Unfortunately, most of the actual work in machine learning development, in my experience, is dealing with models that either don’t work, or don’t work well enough. Developing a production machine learning model can be fairly difficult, and this article entitled “Why is Machine Learning hard” provides some interesting perspectives on this point.

This comment on the article’s hacker news post provides an approach to machine learning that I follow. Below are my personal thoughts on the approach in that comment:

Establish a baseline you can fall back on. Try to find an existing implementation identical or similar to your problem. There is a lot of open-source models out there. You will want to jump in right away to train models, but you spending some extra time research existing models is time-well spent.
Re-create any existing results of that baseline model if that re-creation doesn’t match your use-case exactly. Re-creating results helps to solidfy your baseline by confirming that everything is (most likely) working as expected.
Try to understand and analyze your data. Plot distributions of metadata like recording count per speaker or audio duration if you’re using speech data. Review data samples yourself like looking at images listening to audio. If you can’t make sense of the data, then an ML model likely can’t either. You may then need to probably improve the data quality.
If you don’t find anything similar to what you’re doing, you will need to start from scratch. In that case start with a simpler, smaller model and gradually scale up. But, really, is there NOTHING out there similar to what you’re doing? There likely is, and try to start there. Don’t start from scratch unless you really have to.
Don’t spend too much time tuning hyperparameters initially because once you change your model, the optimal values of the hyperparameters will change. Hyperparameters usually don’t make that big of a difference, except the learning rate. I’ve spent several months beating my head against the wall because I added momentum, which resulted in my learning rate is too high and the model performance tanked.
Adding complexity gradually. Once you established a solid baseline, then you can start adding fancier ideas.

Running experiments

Given the high dimensionality outlined in the ML-hard article above, doing iterative search is often an effective (and sometimes the only) way to make progress. By iterative search, I mean using a reference model, configuration, and performance to compare against a series of experiments where you modify a single parameter. One example would be running a variety of experiments with different learning rates to tune that hyperparameter. Another example would be trying a few different approaches to feature engineering and seeing which of the approaches yield the best results.

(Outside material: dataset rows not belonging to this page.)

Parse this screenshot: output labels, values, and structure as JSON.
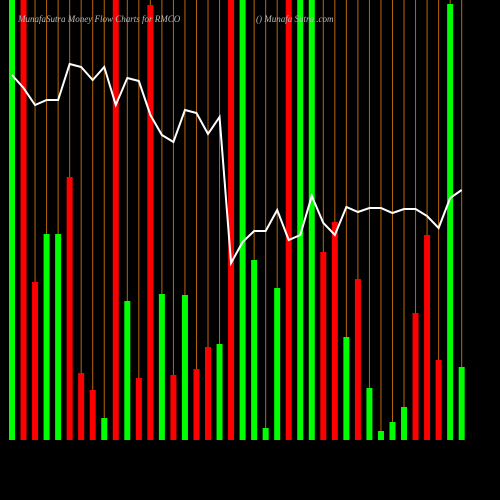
{
  "chart_data": {
    "type": "bar",
    "title": "MunafaSutra  Money Flow  Charts for RMCO",
    "subtitle": "() Munafa Sutra .com",
    "ylim": [
      0,
      440
    ],
    "bars": {
      "values": [
        440,
        440,
        158,
        206,
        206,
        263,
        67,
        50,
        22,
        440,
        139,
        62,
        435,
        146,
        65,
        145,
        71,
        93,
        96,
        440,
        440,
        180,
        12,
        152,
        440,
        440,
        440,
        188,
        218,
        103,
        161,
        52,
        9,
        18,
        33,
        127,
        205,
        80,
        436,
        73
      ],
      "colors": [
        "#00ff00",
        "#ff0000",
        "#ff0000",
        "#00ff00",
        "#00ff00",
        "#ff0000",
        "#ff0000",
        "#ff0000",
        "#00ff00",
        "#ff0000",
        "#00ff00",
        "#ff0000",
        "#ff0000",
        "#00ff00",
        "#ff0000",
        "#00ff00",
        "#ff0000",
        "#ff0000",
        "#00ff00",
        "#ff0000",
        "#00ff00",
        "#00ff00",
        "#00ff00",
        "#00ff00",
        "#ff0000",
        "#00ff00",
        "#00ff00",
        "#ff0000",
        "#ff0000",
        "#00ff00",
        "#ff0000",
        "#00ff00",
        "#00ff00",
        "#00ff00",
        "#00ff00",
        "#ff0000",
        "#ff0000",
        "#ff0000",
        "#00ff00",
        "#00ff00"
      ]
    },
    "line": {
      "color": "#ffffff",
      "values": [
        365,
        352,
        335,
        340,
        340,
        376,
        373,
        360,
        373,
        335,
        362,
        359,
        325,
        305,
        298,
        330,
        327,
        306,
        323,
        177,
        198,
        209,
        209,
        230,
        200,
        205,
        244,
        217,
        205,
        233,
        228,
        232,
        232,
        227,
        231,
        231,
        224,
        212,
        242,
        250
      ]
    },
    "gridline_color": "#b8660b"
  }
}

To effectively compare the results, I have learned the hard way that you only want to modify a single parameter between different runs. If instead, you modify two parameters, you may find the model now gives you garbage performance. Which of the two variations broke the model?? You don’t know, so you now have to go back and test each parameter individually.

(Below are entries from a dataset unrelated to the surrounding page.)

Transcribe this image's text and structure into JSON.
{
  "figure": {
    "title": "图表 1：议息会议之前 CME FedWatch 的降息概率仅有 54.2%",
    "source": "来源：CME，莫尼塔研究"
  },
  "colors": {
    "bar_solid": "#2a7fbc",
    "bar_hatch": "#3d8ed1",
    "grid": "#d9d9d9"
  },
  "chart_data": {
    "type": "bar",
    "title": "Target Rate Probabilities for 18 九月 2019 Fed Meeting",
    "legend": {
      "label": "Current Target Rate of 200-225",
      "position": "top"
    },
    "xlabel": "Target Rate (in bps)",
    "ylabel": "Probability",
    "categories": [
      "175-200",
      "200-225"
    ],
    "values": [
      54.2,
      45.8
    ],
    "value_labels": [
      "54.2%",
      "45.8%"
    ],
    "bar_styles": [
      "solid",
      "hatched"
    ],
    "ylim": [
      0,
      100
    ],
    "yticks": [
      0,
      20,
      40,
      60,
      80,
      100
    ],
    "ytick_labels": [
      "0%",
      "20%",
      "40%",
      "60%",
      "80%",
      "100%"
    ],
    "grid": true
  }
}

You can explore multiple parameters in a given set of experiments but your trial should only differ in one parameter from a reference. Say you want to understand how the learning rate (step-size, alpha) and the batch size affect performance. You have a reference run already. You can run an experiment where you vary both the step-size and the batch-size but you need to do them independently. Your trial could be:

reference: step_size: 1e-3, batch_size: 20
trial 1: step_size: 1e-4, batch_size: 20
trial 2: step_size: 1e-3, batch_size:30

You can run trial 1 and trial 2 at the same time as they both differ from the reference in only one dimension, but doing a separate experiment like:

reference: step-size: 1e-3, batch_size: 20
trial 1: step_size: 1e-4, batch_size:30

is not a good idea.

It seems super crazy and slow to only vary one parameter but it’s really the best way to do it. Your energy should then be put into how to reduce the time you spend in this experiment iteration loop by increasing training speed and finding better ways to analyze your data.